Fitnah macam apa, Bu Haji?
Bu Haji takut kalau nanti orang tsb. mengatakan bahwa dia memberikan sejumlah uang. Padahal, tidak ada tarif. Bahkan, saya sering hanya mengucapkan terima kasih. Bukan hanya itu sebelum pulang Bu Haji minta agar makan dulu.
“Ah, mana mungkin.” Itulah yang dikakatan seorang ibu muda di bus ketika saya hendak ke Bu Haji tentang Bu Haji yang tidak mematok bayaran.

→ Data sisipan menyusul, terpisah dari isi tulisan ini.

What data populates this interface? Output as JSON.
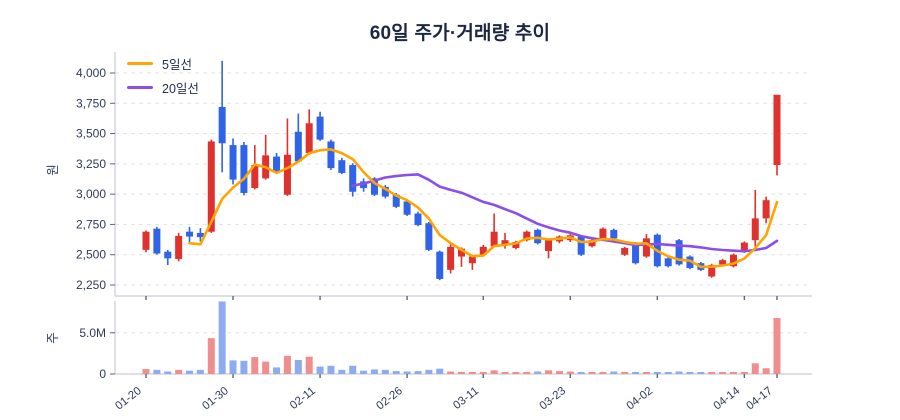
{
  "title": "60일 주가·거래량 추이",
  "legend": {
    "ma5_label": "5일선",
    "ma20_label": "20일선"
  },
  "price_axis": {
    "label": "원",
    "ticks": [
      {
        "label": "4,000",
        "value": 4000
      },
      {
        "label": "3,750",
        "value": 3750
      },
      {
        "label": "3,500",
        "value": 3500
      },
      {
        "label": "3,250",
        "value": 3250
      },
      {
        "label": "3,000",
        "value": 3000
      },
      {
        "label": "2,750",
        "value": 2750
      },
      {
        "label": "2,500",
        "value": 2500
      },
      {
        "label": "2,250",
        "value": 2250
      }
    ]
  },
  "volume_axis": {
    "label": "주",
    "ticks": [
      {
        "label": "5.0M",
        "value": 5
      },
      {
        "label": "0",
        "value": 0
      }
    ]
  },
  "x_axis": {
    "ticks": [
      {
        "label": "01-20",
        "index": 0
      },
      {
        "label": "01-30",
        "index": 8
      },
      {
        "label": "02-11",
        "index": 16
      },
      {
        "label": "02-26",
        "index": 24
      },
      {
        "label": "03-11",
        "index": 31
      },
      {
        "label": "03-23",
        "index": 39
      },
      {
        "label": "04-02",
        "index": 47
      },
      {
        "label": "04-14",
        "index": 55
      },
      {
        "label": "04-17",
        "index": 58
      }
    ]
  },
  "colors": {
    "up": "#df312d",
    "down": "#2f63e8",
    "vol_up": "#ef8e8c",
    "vol_down": "#8dabf0",
    "ma5": "#ffa400",
    "ma20": "#8a4fe8",
    "grid": "#e3e3e6",
    "axis_line": "#c9cdd6",
    "tick_mark": "#5b6579",
    "tick_text": "#2e3a58",
    "axis_label_text": "#2e3a58"
  },
  "chart_data": {
    "type": "candlestick",
    "title": "60일 주가·거래량 추이",
    "price_unit": "원",
    "volume_unit": "주",
    "volume_in": "millions",
    "price_range": [
      2250,
      4000
    ],
    "volume_range": [
      0,
      5
    ],
    "series_names": [
      "5일선",
      "20일선"
    ],
    "ma_windows": {
      "ma5": 5,
      "ma20": 20
    },
    "tick_dates": [
      "01-20",
      "01-30",
      "02-11",
      "02-26",
      "03-11",
      "03-23",
      "04-02",
      "04-14",
      "04-17"
    ],
    "tick_candle_indices": [
      0,
      8,
      16,
      24,
      31,
      39,
      47,
      55,
      58
    ],
    "candles_format": [
      "open",
      "high",
      "low",
      "close",
      "volume_M"
    ],
    "candles": [
      [
        2540,
        2700,
        2520,
        2690,
        0.6
      ],
      [
        2715,
        2730,
        2500,
        2510,
        0.5
      ],
      [
        2525,
        2540,
        2415,
        2470,
        0.3
      ],
      [
        2465,
        2680,
        2445,
        2655,
        0.5
      ],
      [
        2690,
        2730,
        2600,
        2650,
        0.4
      ],
      [
        2680,
        2720,
        2610,
        2645,
        0.5
      ],
      [
        2690,
        3450,
        2680,
        3435,
        4.35
      ],
      [
        3720,
        4100,
        3180,
        3420,
        8.8
      ],
      [
        3405,
        3460,
        3080,
        3120,
        1.65
      ],
      [
        3405,
        3430,
        2990,
        3010,
        1.6
      ],
      [
        3050,
        3405,
        3040,
        3240,
        2.05
      ],
      [
        3130,
        3490,
        3120,
        3320,
        1.5
      ],
      [
        3310,
        3340,
        3170,
        3185,
        0.8
      ],
      [
        2995,
        3625,
        2985,
        3325,
        2.2
      ],
      [
        3515,
        3665,
        3260,
        3270,
        1.7
      ],
      [
        3340,
        3700,
        3330,
        3585,
        2.1
      ],
      [
        3640,
        3680,
        3440,
        3450,
        0.9
      ],
      [
        3435,
        3450,
        3200,
        3215,
        1.0
      ],
      [
        3280,
        3300,
        3165,
        3175,
        0.5
      ],
      [
        3240,
        3255,
        2980,
        3020,
        1.0
      ],
      [
        3105,
        3130,
        3020,
        3050,
        0.4
      ],
      [
        3130,
        3140,
        2985,
        2995,
        0.55
      ],
      [
        3060,
        3075,
        2965,
        2980,
        0.5
      ],
      [
        2995,
        3010,
        2885,
        2895,
        0.35
      ],
      [
        2940,
        2950,
        2820,
        2830,
        0.3
      ],
      [
        2840,
        2855,
        2735,
        2745,
        0.35
      ],
      [
        2760,
        2770,
        2530,
        2540,
        0.5
      ],
      [
        2525,
        2535,
        2290,
        2300,
        0.65
      ],
      [
        2375,
        2595,
        2345,
        2565,
        0.3
      ],
      [
        2485,
        2560,
        2400,
        2550,
        0.25
      ],
      [
        2430,
        2500,
        2375,
        2485,
        0.2
      ],
      [
        2500,
        2580,
        2490,
        2565,
        0.25
      ],
      [
        2570,
        2840,
        2560,
        2690,
        0.45
      ],
      [
        2580,
        2680,
        2550,
        2620,
        0.15
      ],
      [
        2555,
        2615,
        2545,
        2605,
        0.2
      ],
      [
        2620,
        2700,
        2610,
        2690,
        0.25
      ],
      [
        2705,
        2715,
        2585,
        2595,
        0.3
      ],
      [
        2530,
        2635,
        2470,
        2620,
        0.45
      ],
      [
        2610,
        2660,
        2595,
        2650,
        0.35
      ],
      [
        2620,
        2670,
        2605,
        2660,
        0.3
      ],
      [
        2650,
        2660,
        2490,
        2500,
        0.25
      ],
      [
        2570,
        2630,
        2560,
        2620,
        0.2
      ],
      [
        2635,
        2725,
        2625,
        2715,
        0.25
      ],
      [
        2705,
        2715,
        2625,
        2635,
        0.3
      ],
      [
        2500,
        2565,
        2490,
        2555,
        0.2
      ],
      [
        2595,
        2605,
        2420,
        2430,
        0.2
      ],
      [
        2485,
        2670,
        2475,
        2635,
        0.15
      ],
      [
        2665,
        2675,
        2395,
        2405,
        0.2
      ],
      [
        2470,
        2480,
        2395,
        2405,
        0.2
      ],
      [
        2620,
        2630,
        2410,
        2420,
        0.3
      ],
      [
        2485,
        2495,
        2380,
        2390,
        0.25
      ],
      [
        2430,
        2440,
        2365,
        2375,
        0.15
      ],
      [
        2320,
        2425,
        2310,
        2415,
        0.2
      ],
      [
        2420,
        2465,
        2410,
        2455,
        0.2
      ],
      [
        2405,
        2510,
        2395,
        2500,
        0.2
      ],
      [
        2525,
        2610,
        2515,
        2600,
        0.25
      ],
      [
        2620,
        3035,
        2565,
        2800,
        1.3
      ],
      [
        2800,
        2980,
        2760,
        2950,
        0.7
      ],
      [
        3240,
        3820,
        3155,
        3820,
        6.8
      ]
    ]
  }
}
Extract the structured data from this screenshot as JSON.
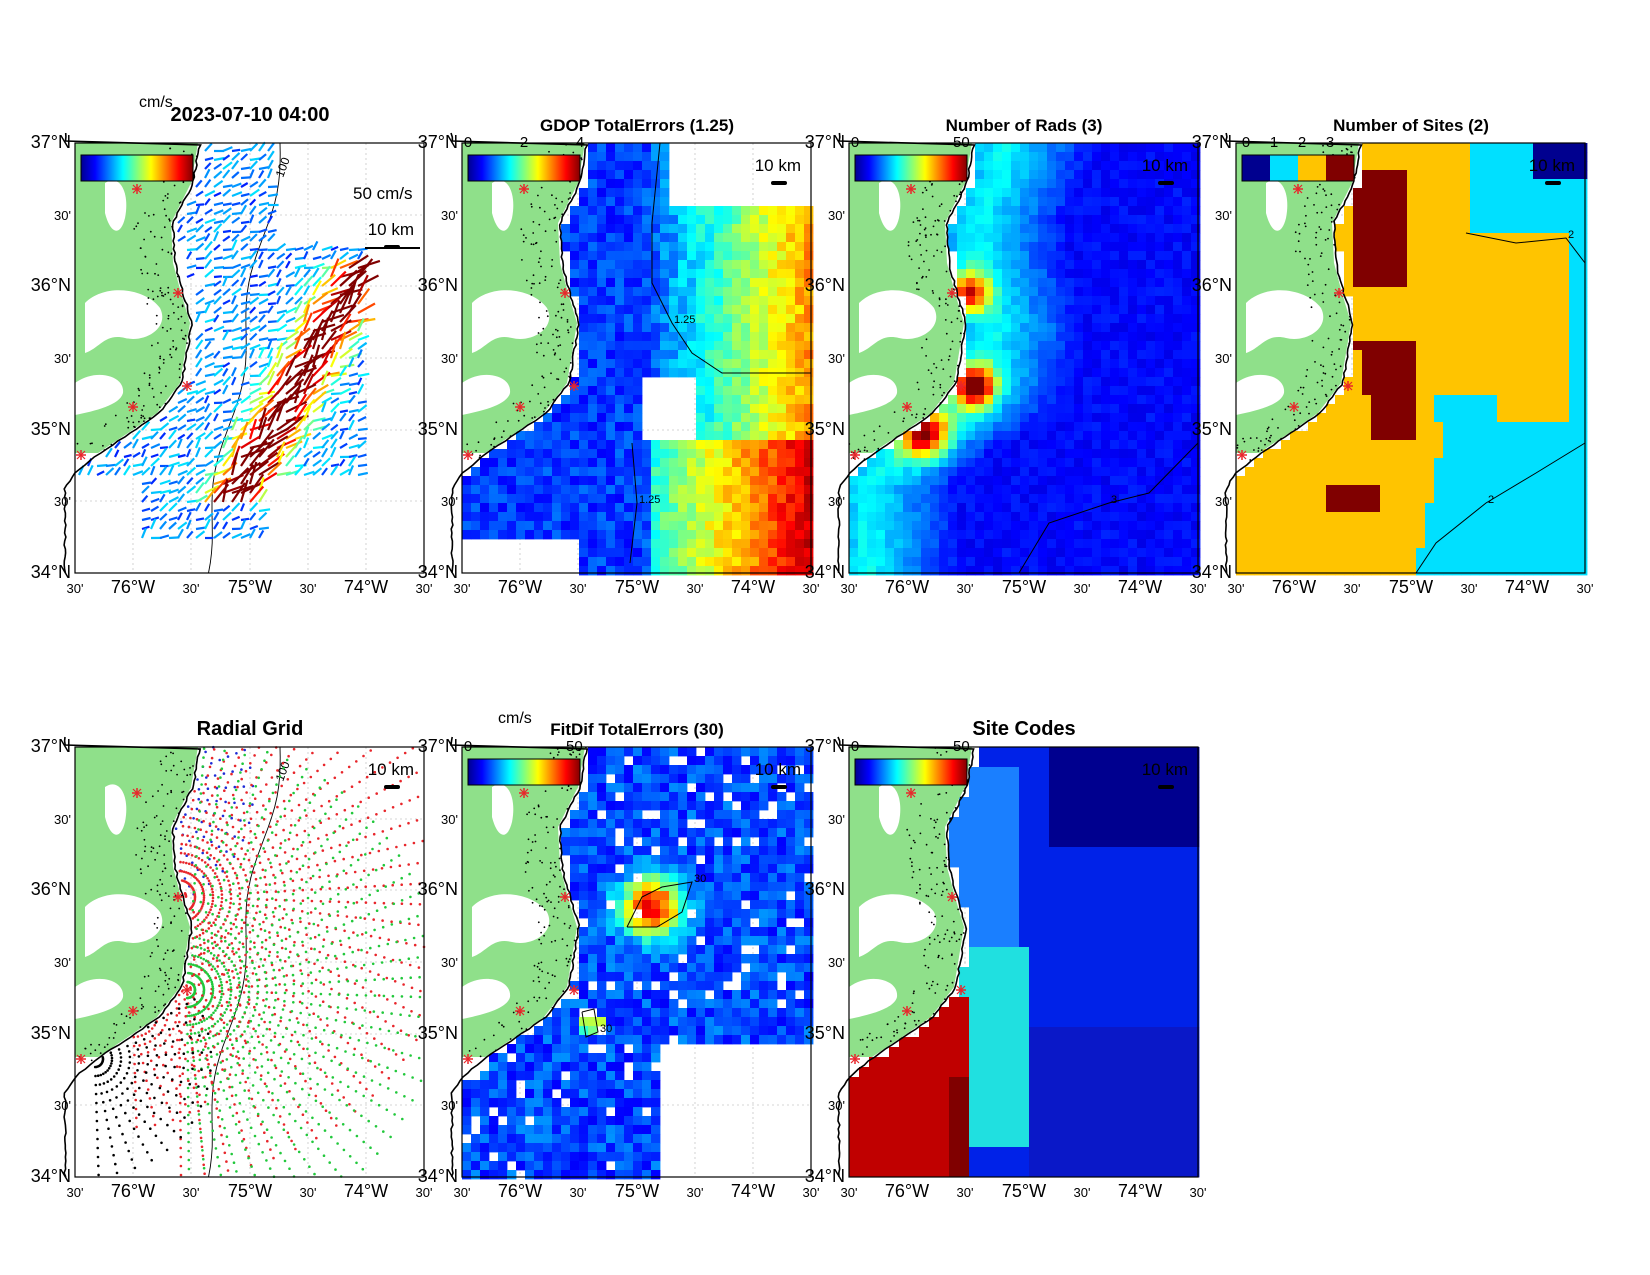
{
  "figure": {
    "timestamp": "2023-07-10 04:00",
    "scale_label": "10 km",
    "lat_ticks": [
      "37°N",
      "30'",
      "36°N",
      "30'",
      "35°N",
      "30'",
      "34°N"
    ],
    "lon_ticks": [
      "30'",
      "76°W",
      "30'",
      "75°W",
      "30'",
      "74°W",
      "30'"
    ]
  },
  "colors": {
    "land": "#8fe08a",
    "coast": "#000000",
    "grid": "#c8c8c8",
    "site_marker": "#e8262b",
    "radial_sites": [
      "#1f2bd6",
      "#e8262b",
      "#22c83c",
      "#000000"
    ]
  },
  "panels": [
    {
      "id": "vectors",
      "title": "2023-07-10 04:00",
      "kind": "vectors",
      "colorbar_label": "cm/s",
      "colorbar_ticks": [],
      "reference_vector": "50 cm/s",
      "contour_label": "100"
    },
    {
      "id": "gdop",
      "title": "GDOP TotalErrors (1.25)",
      "kind": "field",
      "colorbar_label": "",
      "colorbar_ticks": [
        "0",
        "2",
        "4"
      ],
      "contour_label": "1.25"
    },
    {
      "id": "nrads",
      "title": "Number of Rads (3)",
      "kind": "field",
      "colorbar_label": "",
      "colorbar_ticks": [
        "0",
        "50"
      ],
      "contour_label": "3"
    },
    {
      "id": "nsites",
      "title": "Number of Sites (2)",
      "kind": "sites",
      "colorbar_label": "",
      "colorbar_ticks": [
        "0",
        "1",
        "2",
        "3"
      ],
      "contour_label": "2"
    },
    {
      "id": "radial",
      "title": "Radial Grid",
      "kind": "radial",
      "colorbar_label": "",
      "colorbar_ticks": [],
      "contour_label": "100"
    },
    {
      "id": "fitdif",
      "title": "FitDif TotalErrors (30)",
      "kind": "field",
      "colorbar_label": "cm/s",
      "colorbar_ticks": [
        "0",
        "50"
      ],
      "contour_label": "30"
    },
    {
      "id": "sitecodes",
      "title": "Site Codes",
      "kind": "codes",
      "colorbar_label": "",
      "colorbar_ticks": [
        "0",
        "50"
      ],
      "contour_label": ""
    }
  ]
}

Karena penasaran belakanga ibu muda tadi pergi juga ke Bu Haji. Rupanya, ketika itu dia pun hendak berobat ke orang pintar, juga di Banten, tapi dengan tarif tertentu. Yang tidak masuk akal ibu muda tadi adalah orang pintar yang mengobati dia justru berobat ke Bu Haji dan mereka bertemu di rumah Bu Haji.
Bu Haji memegang pisang ambon yang saya bawa dan meletakkannya di belakang telinga kiri saya.
“Kraakkk ….”
Kulit terasa disayat. Di pisang ambon ada benda hitam lebih besar dari kelereng. Benda itu adalah kemenyan. Satu lagi ada di bahu kanan yaitu kemenyan putih.
Kemenyan itulah yang membut keringat saya bau.
Sesuai dengan saran Bu Haji saya ke dokter di bilangan Pisangan Timur karena bekas keluar benda masih nyeri dan berdarah. Dari Banten sudah saya tempel dengan plester obat.
”Ini kena apa, Pak?” Tanya Bu Dokter.
Tentu saja saya tidak mungkin mengatakan itu tersangkut atau karena benda-benda tajam atau dicakar macan.